Ilna and the secretary shoved forward together. The roller moved more easily than she'd expected; though the track sloped very slightly upward, years—centuries?—of use had polished it. Ilna's only problem was that she was too small to easily extend to the stone's resting position, but by hunching forward from her squat she was able to get the chock in place on her side.
She stood and looked back at the hole they'd uncovered. There'd been gaps big enough to stick an arm through when the stone was in place, but now that it'd been removed the opening didn't look any too big. She could crawl through without difficulty, but she wondered how much trouble it would've been to bury her Uncle Katchin—a pig in all senses.
She frowned. The air inside the cave was dank, like the interior of a well. She didn't smell rotting flesh, however. Three days even deep in rock should've been enough for Hutton to turn, quite apart from the reeking corruption of centuries of previous dead bodies.
"Mistress Brincisa," Ilna said, "I don't smell death." What she really meant was that she didn't smell corpses, but she was being polite since the woman's husband was one of them.
"There's a special property of this cave," Brincisa said with a flash of irritation, there and then gone. "It's of no consequence. Master Ingens, tie the rope around this post. And you, mistress, may want to tie the other end around your waist."
The 'post' was a thick bollard. Ilna rang it with her knuckles and found what the moonlight had led her to expect: it was bronze, not wood or even iron. It was set too deeply in the rock to quiver when she threw her weight against it.
Lowering bodies into the cave was obviously so familiar a practice that considerable preparation had been made to make it easy and dignified. More dignified than simply tossing them down a hole in the rock as though they were so many turds falling into a close chest.
Ingens threw his rope around the post. He started to loop the free end around the main length, then paused.
"I'll take care of that," Ilna said, trying to keep the disgust out of her voice. Ingens could read and write, after all. She'd have to be out of her mind to trust a knot he'd tied, however. "Since I'm the one who'll be hanging from it."
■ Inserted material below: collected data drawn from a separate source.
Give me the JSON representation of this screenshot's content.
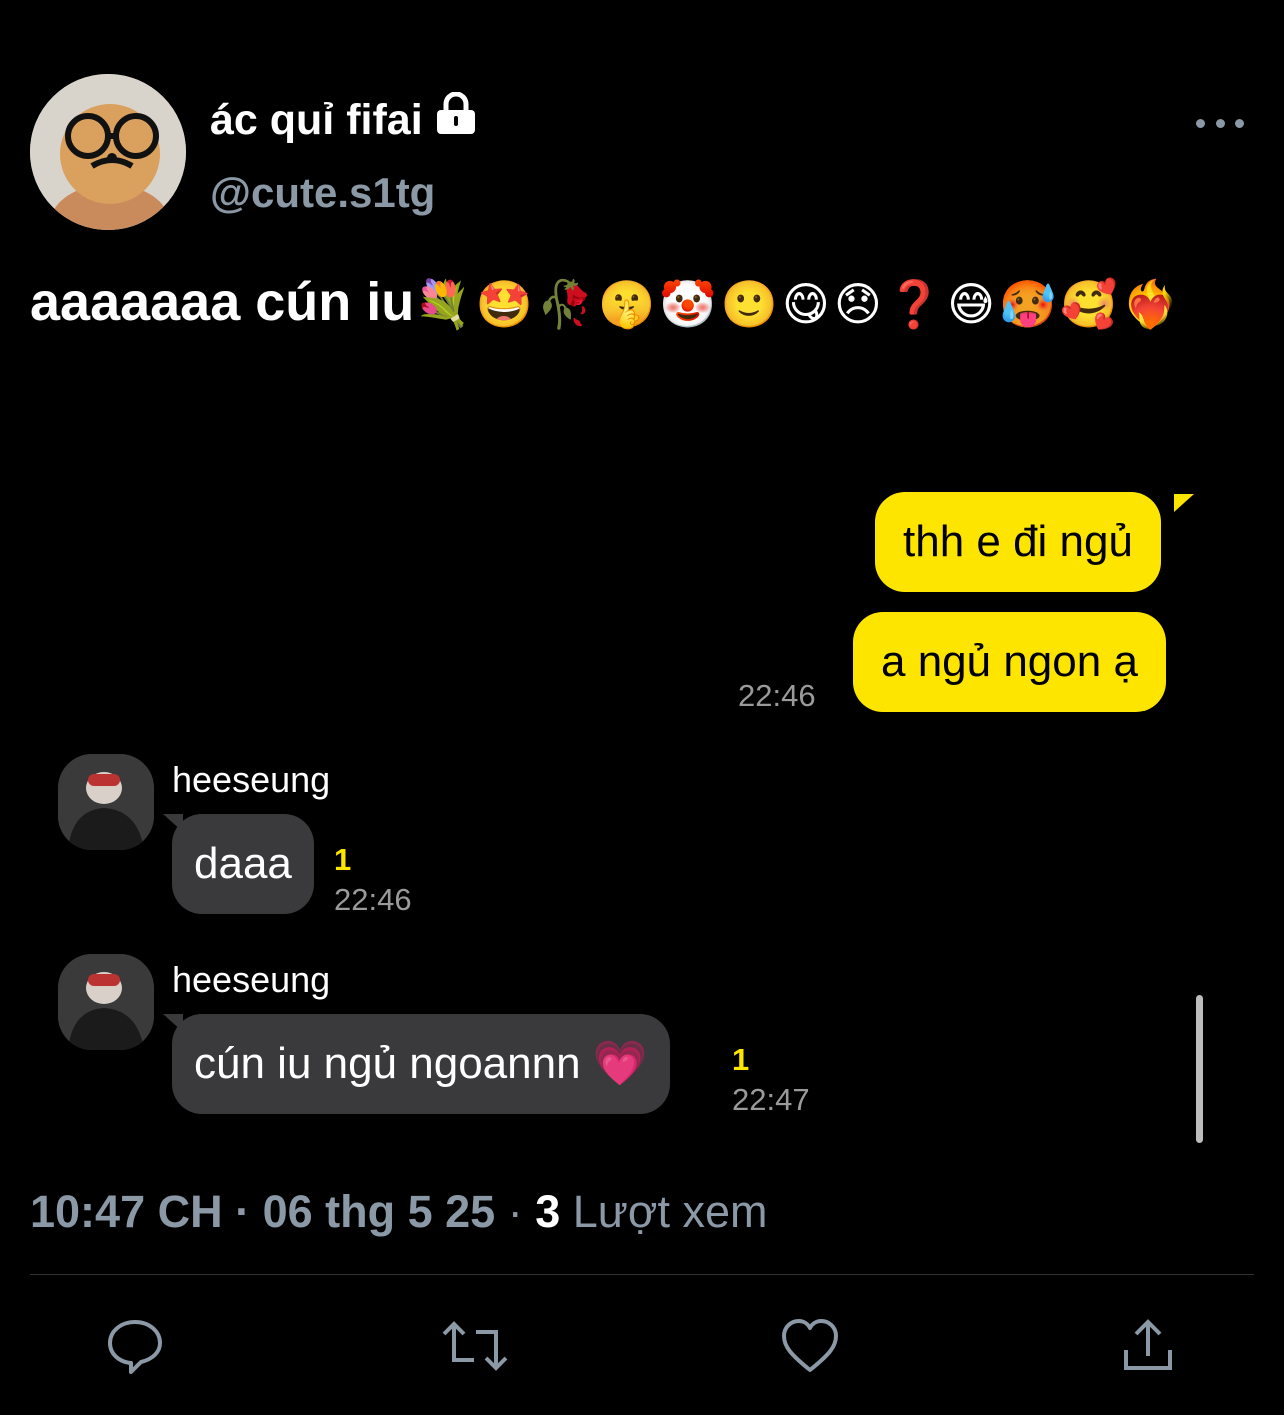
{
  "header": {
    "display_name": "ác quỉ fifai",
    "handle": "@cute.s1tg",
    "locked_icon": "lock-icon",
    "more_icon": "more-horizontal-icon"
  },
  "tweet": {
    "text": "aaaaaaa cún iu",
    "emojis": "💐🤩🥀🤫🤡🙂😋😞❓😅🥵🥰❤️‍🔥"
  },
  "chat": {
    "sent": [
      {
        "text": "thh e đi ngủ"
      },
      {
        "text": "a ngủ ngon ạ",
        "time": "22:46"
      }
    ],
    "received": [
      {
        "sender": "heeseung",
        "text": "daaa",
        "unread": "1",
        "time": "22:46"
      },
      {
        "sender": "heeseung",
        "text": "cún iu ngủ ngoannn 💗",
        "unread": "1",
        "time": "22:47"
      }
    ]
  },
  "meta": {
    "time": "10:47 CH",
    "date": "06 thg 5 25",
    "views_count": "3",
    "views_label": "Lượt xem"
  },
  "actions": [
    "reply-icon",
    "retweet-icon",
    "like-icon",
    "share-icon"
  ],
  "colors": {
    "background": "#000000",
    "secondary_text": "#8b98a5",
    "sent_bubble": "#fee500",
    "received_bubble": "#3a3a3c"
  }
}
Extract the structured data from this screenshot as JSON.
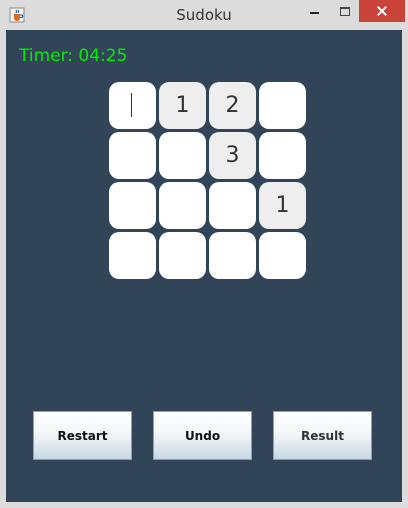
{
  "window": {
    "title": "Sudoku",
    "icon": "java-cup-icon"
  },
  "timer": {
    "text": "Timer: 04:25"
  },
  "board": {
    "rows": [
      [
        "",
        "1",
        "2",
        ""
      ],
      [
        "",
        "",
        "3",
        ""
      ],
      [
        "",
        "",
        "",
        "1"
      ],
      [
        "",
        "",
        "",
        ""
      ]
    ],
    "focused_cell": "row 1, column 1",
    "colors": {
      "background": "#324558",
      "cell_empty": "#ffffff",
      "cell_given": "#eeeeee",
      "timer": "#00ee00"
    }
  },
  "buttons": {
    "restart_label": "Restart",
    "undo_label": "Undo",
    "result_label": "Result"
  }
}
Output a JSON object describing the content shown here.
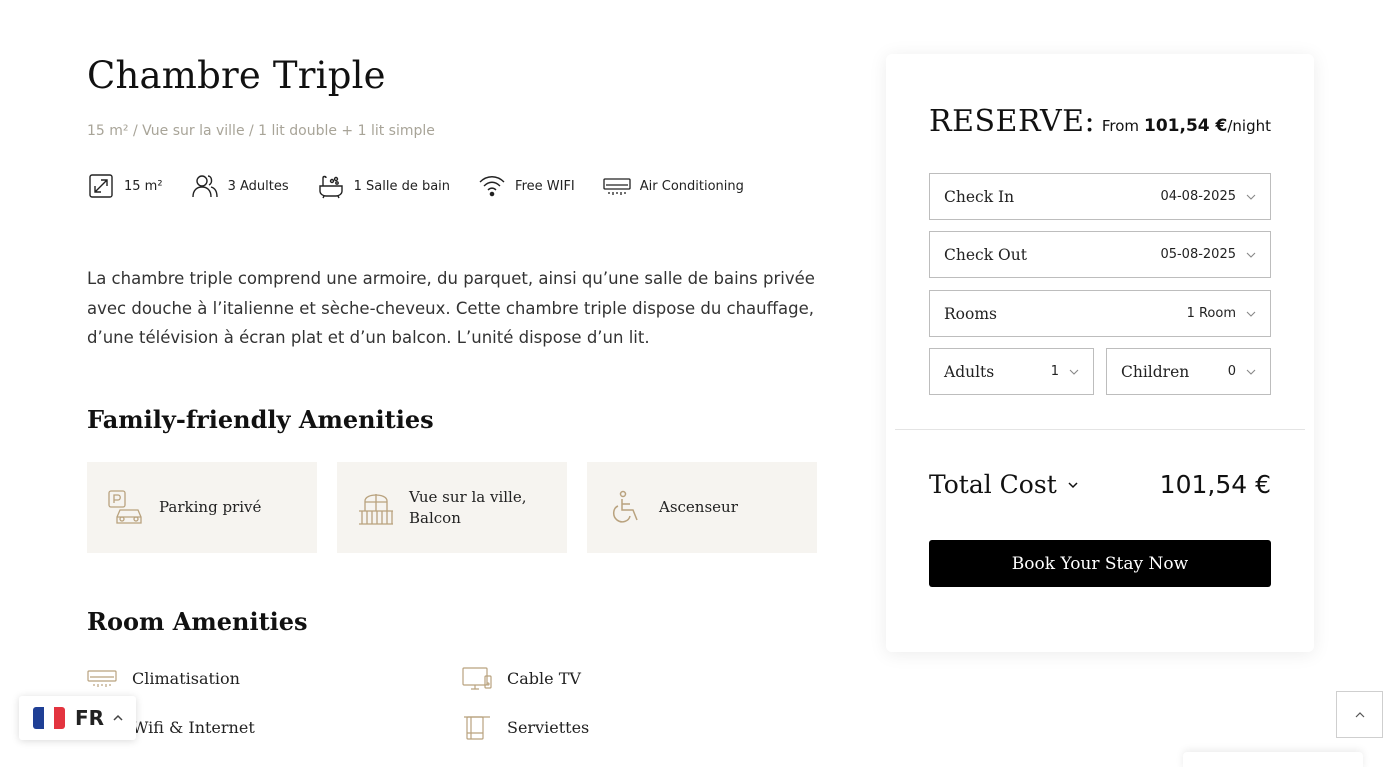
{
  "room": {
    "title": "Chambre Triple",
    "subtitle": "15 m² / Vue sur la ville / 1 lit double + 1 lit simple",
    "features": [
      {
        "icon": "resize-icon",
        "label": "15 m²"
      },
      {
        "icon": "guests-icon",
        "label": "3 Adultes"
      },
      {
        "icon": "bathtub-icon",
        "label": "1 Salle de bain"
      },
      {
        "icon": "wifi-icon",
        "label": "Free WIFI"
      },
      {
        "icon": "air-conditioner-icon",
        "label": "Air Conditioning"
      }
    ],
    "description": "La chambre triple comprend une armoire, du parquet, ainsi qu’une salle de bains privée avec douche à l’italienne et sèche-cheveux. Cette chambre triple dispose du chauffage, d’une télévision à écran plat et d’un balcon. L’unité dispose d’un lit."
  },
  "family_amenities": {
    "title": "Family-friendly Amenities",
    "items": [
      {
        "icon": "parking-icon",
        "label": "Parking privé"
      },
      {
        "icon": "balcony-icon",
        "label": "Vue sur la ville, Balcon"
      },
      {
        "icon": "accessibility-icon",
        "label": "Ascenseur"
      }
    ]
  },
  "room_amenities": {
    "title": "Room Amenities",
    "items": [
      {
        "icon": "air-conditioner-icon",
        "label": "Climatisation"
      },
      {
        "icon": "tv-icon",
        "label": "Cable TV"
      },
      {
        "icon": "wifi-icon",
        "label": "Wifi & Internet"
      },
      {
        "icon": "towel-icon",
        "label": "Serviettes"
      }
    ]
  },
  "reserve": {
    "title": "RESERVE:",
    "price_prefix": "From",
    "price": "101,54 €",
    "price_suffix": "/night",
    "check_in": {
      "label": "Check In",
      "value": "04-08-2025"
    },
    "check_out": {
      "label": "Check Out",
      "value": "05-08-2025"
    },
    "rooms": {
      "label": "Rooms",
      "value": "1 Room"
    },
    "adults": {
      "label": "Adults",
      "value": "1"
    },
    "children": {
      "label": "Children",
      "value": "0"
    },
    "total_label": "Total Cost",
    "total_value": "101,54 €",
    "book_label": "Book Your Stay Now"
  },
  "language": {
    "code": "FR"
  },
  "colors": {
    "icon_gold": "#b9a27e",
    "card_bg": "#f6f4f0",
    "button_bg": "#000000"
  }
}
Ingens stepped out of the way obediently. Brincisa rested on one knee, her face set; presumably she was still recruiting her strength. Ilna let her fingers run over the rope for a moment; it was linen, new and easily strong enough for Ilna's slight weight even though it was the diameter of her fourth finger. It would do.
She tied it with two half-hitches, simple and satisfactory, then rose. "I'm ready," she said. "Give me the lantern."
"Mistress, how will you carry it?" Ingens asked in concern.
Ilna glanced into the hole. The moonlight showed that it slanted slightly for about the length of her body before dropping away. She couldn't see beyond the initial slope. The rope would rub, but not badly; and anyway, it was new.
She wore a silken lasso around her waist in place of a sash. Now she uncoiled a two-ell length and tied it around the lantern's loop handle.
"I'll carry it in my hand till I'm over the drop," she said to the secretary. Brincisa remained silent, watching like a cat attending the actions of human beings but holding aloof from them. "Then I'll let it hang so that it lights the floor of the cave before I reach it."
"It's not far," the wizard said. The fact she spoke was by now a surprise. "Twenty feet, no more."
"Fine," said Ilna, "but I still want light."
She supposed she'd be dropping into putrid corpses, the remains of centuries. She wasn't squeamish, but if she could avoid putting her weight on a spike of rotting bone, she would.
"Shall I lower you, mistress?" Ingens said softly. He seemed genuinely concerned, which made no more sense to Ilna than the other parts of this puzzle. Well, her own task was simple enough.
"No," she said. "I'll climb down myself."